Rich people to Congress: Raise our taxes, don't cut them.

The GOP plan to reduce income taxes on the super rich “further exacerbates inequality” at a time when the gap between rich and poor is historically wide, says a group of 400 left-leaning CEOs, doctors, lawyers, and business owners, which is calling on the Republican Party to drop the proposal.

"The Republican tax plan would disproportionately benefit wealthy individuals and corporations with provisions including repealing the estate tax, repealing the Alternative Minimum Tax, and slashing the top pass-through tax rate," the group, which calls itself Responsible Wealth, wrote in an open letter to Congress.

Notable signers are designer Eileen Fisher' hedge fund manager and conspiracy theorists’ public enemy number one, George Soros; oil heir Steven Rockefeller; and Ben and Jerry from Ben & Jerry’s.

Different versions of the pending legislation cut taxes at different rates, but all include significant tax savings for the wealthy.

The Trump Administration says that the tax cuts are meant to drive investment and spur economic growth.

But the Responsible Wealth group wants the federal government to take a bigger slice of their pie because trickle-down economics doesn’t work.
“I have a big income.
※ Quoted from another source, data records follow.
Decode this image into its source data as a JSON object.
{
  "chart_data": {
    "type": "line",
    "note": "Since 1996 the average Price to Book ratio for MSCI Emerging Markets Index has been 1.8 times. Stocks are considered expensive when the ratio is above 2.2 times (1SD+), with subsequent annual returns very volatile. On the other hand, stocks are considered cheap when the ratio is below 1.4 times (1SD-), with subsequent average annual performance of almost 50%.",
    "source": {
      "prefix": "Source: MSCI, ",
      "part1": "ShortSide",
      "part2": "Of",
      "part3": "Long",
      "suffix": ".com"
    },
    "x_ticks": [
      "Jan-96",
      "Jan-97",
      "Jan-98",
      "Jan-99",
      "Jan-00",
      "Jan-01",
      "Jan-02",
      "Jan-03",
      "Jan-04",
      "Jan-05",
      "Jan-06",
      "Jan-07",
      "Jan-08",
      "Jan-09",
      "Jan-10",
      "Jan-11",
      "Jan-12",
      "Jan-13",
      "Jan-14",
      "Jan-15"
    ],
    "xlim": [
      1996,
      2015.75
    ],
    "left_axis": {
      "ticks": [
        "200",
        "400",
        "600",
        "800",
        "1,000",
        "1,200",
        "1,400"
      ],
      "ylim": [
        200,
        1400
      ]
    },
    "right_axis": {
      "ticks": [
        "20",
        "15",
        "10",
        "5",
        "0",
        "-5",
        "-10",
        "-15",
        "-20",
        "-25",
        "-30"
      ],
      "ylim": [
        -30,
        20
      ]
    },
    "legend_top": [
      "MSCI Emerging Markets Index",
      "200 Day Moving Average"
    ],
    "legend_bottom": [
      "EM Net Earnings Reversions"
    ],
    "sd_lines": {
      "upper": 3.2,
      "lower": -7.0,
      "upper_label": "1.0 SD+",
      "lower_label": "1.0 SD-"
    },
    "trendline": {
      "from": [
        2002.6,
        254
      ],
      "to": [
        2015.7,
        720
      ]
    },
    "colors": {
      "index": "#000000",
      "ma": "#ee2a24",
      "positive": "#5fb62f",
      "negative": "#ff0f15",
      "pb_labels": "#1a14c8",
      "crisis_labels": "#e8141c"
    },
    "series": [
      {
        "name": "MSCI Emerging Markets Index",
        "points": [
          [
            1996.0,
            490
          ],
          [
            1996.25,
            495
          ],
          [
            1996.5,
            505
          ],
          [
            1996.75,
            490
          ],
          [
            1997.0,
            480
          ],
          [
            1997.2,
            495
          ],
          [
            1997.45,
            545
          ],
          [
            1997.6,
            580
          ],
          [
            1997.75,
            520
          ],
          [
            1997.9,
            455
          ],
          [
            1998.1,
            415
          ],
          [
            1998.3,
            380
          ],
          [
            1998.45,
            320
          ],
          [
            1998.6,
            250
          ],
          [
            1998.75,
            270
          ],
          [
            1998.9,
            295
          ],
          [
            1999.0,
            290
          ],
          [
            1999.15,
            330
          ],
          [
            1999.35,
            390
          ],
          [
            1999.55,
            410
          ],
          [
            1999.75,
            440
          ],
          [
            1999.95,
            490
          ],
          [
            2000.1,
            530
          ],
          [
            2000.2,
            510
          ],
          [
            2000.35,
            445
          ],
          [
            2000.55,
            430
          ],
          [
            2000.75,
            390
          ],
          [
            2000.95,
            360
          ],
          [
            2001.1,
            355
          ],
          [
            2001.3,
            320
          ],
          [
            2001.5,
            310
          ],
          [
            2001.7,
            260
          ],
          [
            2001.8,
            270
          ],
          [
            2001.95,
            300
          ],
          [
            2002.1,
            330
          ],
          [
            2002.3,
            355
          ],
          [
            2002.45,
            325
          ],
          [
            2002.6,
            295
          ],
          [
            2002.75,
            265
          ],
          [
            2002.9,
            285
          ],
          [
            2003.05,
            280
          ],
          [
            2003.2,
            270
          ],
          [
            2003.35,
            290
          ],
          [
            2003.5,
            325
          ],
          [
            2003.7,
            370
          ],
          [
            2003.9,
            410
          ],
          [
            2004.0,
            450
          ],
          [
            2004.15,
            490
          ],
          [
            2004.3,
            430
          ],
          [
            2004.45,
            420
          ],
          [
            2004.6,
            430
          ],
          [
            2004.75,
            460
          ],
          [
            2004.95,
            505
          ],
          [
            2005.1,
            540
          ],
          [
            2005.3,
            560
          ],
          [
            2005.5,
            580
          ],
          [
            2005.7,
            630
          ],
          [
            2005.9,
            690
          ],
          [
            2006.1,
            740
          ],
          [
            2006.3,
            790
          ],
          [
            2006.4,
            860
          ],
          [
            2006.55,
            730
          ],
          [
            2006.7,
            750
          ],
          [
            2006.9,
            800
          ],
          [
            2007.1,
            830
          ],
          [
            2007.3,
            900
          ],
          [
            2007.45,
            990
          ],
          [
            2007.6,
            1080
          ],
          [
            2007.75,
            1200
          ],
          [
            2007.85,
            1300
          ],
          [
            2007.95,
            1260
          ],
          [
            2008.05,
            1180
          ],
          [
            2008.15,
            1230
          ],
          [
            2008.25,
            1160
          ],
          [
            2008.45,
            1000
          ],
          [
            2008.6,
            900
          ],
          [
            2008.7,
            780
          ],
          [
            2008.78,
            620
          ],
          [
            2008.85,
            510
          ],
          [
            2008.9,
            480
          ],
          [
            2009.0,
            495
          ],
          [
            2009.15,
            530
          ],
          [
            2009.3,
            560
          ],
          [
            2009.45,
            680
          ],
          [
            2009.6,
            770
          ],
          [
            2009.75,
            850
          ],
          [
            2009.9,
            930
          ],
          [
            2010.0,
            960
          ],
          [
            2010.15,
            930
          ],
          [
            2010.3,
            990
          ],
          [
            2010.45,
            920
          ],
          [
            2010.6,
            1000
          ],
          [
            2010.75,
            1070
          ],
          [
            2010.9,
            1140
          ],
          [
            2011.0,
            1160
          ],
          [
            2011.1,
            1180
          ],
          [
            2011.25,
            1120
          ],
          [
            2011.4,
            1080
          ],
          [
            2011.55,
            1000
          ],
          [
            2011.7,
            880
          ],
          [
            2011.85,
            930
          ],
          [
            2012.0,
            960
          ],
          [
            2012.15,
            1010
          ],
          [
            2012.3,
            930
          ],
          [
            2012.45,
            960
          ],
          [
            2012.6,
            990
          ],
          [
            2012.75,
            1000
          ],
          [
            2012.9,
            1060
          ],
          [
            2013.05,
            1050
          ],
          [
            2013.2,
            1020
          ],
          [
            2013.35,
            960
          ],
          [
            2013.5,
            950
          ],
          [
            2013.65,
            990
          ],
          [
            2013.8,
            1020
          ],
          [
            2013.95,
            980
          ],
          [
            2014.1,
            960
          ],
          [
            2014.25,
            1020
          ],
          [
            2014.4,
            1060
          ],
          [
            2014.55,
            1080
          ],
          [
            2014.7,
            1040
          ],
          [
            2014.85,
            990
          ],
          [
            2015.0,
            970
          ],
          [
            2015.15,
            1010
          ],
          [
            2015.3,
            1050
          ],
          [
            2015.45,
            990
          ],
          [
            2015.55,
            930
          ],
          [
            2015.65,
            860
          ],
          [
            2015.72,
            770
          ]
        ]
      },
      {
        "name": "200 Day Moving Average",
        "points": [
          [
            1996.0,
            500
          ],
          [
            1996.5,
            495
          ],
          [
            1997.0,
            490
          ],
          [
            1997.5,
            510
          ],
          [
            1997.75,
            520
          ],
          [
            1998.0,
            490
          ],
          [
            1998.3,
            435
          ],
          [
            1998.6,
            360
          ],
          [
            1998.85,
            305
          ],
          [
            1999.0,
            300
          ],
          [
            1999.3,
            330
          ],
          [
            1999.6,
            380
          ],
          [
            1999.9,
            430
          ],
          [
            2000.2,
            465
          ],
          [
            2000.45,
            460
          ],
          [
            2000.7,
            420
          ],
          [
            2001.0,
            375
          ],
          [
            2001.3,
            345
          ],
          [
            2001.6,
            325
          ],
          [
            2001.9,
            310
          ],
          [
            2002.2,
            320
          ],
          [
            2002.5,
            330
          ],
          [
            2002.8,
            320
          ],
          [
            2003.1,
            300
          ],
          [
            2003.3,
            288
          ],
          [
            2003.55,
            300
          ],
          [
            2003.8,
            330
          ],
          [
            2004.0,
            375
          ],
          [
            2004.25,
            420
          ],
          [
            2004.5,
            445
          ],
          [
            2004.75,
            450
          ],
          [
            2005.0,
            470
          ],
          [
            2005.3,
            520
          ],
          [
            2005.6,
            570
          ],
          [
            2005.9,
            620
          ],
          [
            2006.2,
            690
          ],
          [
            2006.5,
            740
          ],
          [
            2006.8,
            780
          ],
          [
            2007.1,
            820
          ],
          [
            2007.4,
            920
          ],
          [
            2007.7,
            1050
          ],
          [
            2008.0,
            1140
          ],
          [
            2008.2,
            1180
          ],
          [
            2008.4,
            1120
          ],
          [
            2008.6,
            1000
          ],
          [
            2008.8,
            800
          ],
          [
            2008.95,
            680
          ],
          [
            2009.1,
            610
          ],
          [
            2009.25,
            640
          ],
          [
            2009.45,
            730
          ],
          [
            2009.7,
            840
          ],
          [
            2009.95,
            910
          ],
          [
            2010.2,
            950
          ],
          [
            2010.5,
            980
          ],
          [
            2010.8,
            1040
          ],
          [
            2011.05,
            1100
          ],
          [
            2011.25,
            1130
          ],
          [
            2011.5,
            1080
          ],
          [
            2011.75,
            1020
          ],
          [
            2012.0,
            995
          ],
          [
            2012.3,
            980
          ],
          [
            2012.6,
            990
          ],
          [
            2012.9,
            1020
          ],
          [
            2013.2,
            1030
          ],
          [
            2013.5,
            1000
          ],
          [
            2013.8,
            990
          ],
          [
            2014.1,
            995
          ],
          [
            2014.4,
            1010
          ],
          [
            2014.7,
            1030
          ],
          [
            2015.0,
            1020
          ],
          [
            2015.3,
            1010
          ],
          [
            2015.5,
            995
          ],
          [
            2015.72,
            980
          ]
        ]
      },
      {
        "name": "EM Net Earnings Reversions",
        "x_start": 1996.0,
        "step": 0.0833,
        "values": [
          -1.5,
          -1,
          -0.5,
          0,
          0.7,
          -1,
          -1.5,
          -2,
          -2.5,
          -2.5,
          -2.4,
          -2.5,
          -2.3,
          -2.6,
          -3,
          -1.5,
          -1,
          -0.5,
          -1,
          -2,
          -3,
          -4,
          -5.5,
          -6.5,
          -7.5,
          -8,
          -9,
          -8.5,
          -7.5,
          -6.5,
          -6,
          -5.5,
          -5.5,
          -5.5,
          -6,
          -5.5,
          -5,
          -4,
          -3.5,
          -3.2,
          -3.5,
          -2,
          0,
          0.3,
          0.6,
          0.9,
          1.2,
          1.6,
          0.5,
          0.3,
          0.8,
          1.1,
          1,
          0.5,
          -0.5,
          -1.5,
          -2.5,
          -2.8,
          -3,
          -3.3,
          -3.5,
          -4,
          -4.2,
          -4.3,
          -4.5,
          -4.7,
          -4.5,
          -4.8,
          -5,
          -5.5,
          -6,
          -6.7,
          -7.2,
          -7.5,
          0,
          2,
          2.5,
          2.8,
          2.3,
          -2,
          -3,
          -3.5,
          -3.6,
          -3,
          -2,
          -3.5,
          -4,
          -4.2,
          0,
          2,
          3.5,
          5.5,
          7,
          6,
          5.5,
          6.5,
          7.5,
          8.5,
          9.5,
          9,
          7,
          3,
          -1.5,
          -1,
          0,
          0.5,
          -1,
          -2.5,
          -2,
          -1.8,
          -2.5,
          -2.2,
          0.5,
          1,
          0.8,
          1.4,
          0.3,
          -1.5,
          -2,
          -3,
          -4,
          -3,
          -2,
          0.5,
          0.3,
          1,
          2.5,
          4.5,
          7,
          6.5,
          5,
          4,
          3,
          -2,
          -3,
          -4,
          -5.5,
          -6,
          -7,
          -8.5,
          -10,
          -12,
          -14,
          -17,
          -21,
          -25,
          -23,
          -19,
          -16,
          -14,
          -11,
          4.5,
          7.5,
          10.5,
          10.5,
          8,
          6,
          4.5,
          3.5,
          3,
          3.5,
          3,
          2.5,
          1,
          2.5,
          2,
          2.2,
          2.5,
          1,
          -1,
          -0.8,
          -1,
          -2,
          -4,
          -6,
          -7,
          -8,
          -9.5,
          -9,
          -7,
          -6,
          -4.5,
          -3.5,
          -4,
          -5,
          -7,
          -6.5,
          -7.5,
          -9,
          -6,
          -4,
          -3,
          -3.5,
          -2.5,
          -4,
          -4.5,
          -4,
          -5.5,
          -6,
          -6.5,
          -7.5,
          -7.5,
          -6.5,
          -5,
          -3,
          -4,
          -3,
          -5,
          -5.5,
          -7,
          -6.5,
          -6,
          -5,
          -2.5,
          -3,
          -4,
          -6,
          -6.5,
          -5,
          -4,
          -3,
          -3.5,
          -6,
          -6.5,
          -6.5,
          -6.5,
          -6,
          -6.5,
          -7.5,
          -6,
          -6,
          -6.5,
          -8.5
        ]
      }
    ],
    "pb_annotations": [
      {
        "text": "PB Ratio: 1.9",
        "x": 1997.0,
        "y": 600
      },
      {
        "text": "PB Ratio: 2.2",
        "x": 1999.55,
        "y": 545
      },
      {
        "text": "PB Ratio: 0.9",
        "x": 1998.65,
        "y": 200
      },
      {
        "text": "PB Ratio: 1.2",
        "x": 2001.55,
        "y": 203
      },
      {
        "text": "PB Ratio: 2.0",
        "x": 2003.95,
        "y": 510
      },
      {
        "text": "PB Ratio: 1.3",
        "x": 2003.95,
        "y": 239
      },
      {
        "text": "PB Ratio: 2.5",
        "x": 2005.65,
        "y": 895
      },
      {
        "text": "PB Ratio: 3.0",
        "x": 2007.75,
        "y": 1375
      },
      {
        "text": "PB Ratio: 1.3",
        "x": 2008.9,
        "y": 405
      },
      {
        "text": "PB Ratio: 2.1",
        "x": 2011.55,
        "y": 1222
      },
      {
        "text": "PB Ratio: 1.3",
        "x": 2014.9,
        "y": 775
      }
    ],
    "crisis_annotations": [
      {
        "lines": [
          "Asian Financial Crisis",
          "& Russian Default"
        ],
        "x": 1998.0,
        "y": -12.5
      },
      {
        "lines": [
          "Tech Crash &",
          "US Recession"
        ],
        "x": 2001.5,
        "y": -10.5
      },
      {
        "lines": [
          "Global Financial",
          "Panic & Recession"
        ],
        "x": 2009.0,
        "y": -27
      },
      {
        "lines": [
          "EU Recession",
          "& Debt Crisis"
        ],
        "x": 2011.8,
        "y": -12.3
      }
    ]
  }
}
If my income gets bigger, I’m not going to invest more. I'll just save more,”
Bob Crandall, a former executive at American Airlines and letter signee, told the Washington Post.
The letter also takes Republicans to task for trying to repeal or dilute the estate tax. The House version of the tax bill would remove the estate tax entirely; the Senate wants to double the amount of money people can inherit without paying taxes to $11 million.
As noted by the Post,
only the richest 5,000 families in America end up paying the estate tax.
The Senate tax bill would cut that number more than in half.
“Repealing the estate tax alone would lose an estimated $269 billion over 10 years — more than we would spend on the Food and Drug Administration, Centers for Disease Control, and Environmental Protection Agency combined,”
the letter said.

The Republican tax overhaul is set for a vote in the House this week.
Taxes would go down across the board on average for all groups, according the Joint Committee on Taxation. The rich would get the largest benefit, however.
And the United States already has some of the lowest tax rates in the developed world, according to a Pew Research Center report.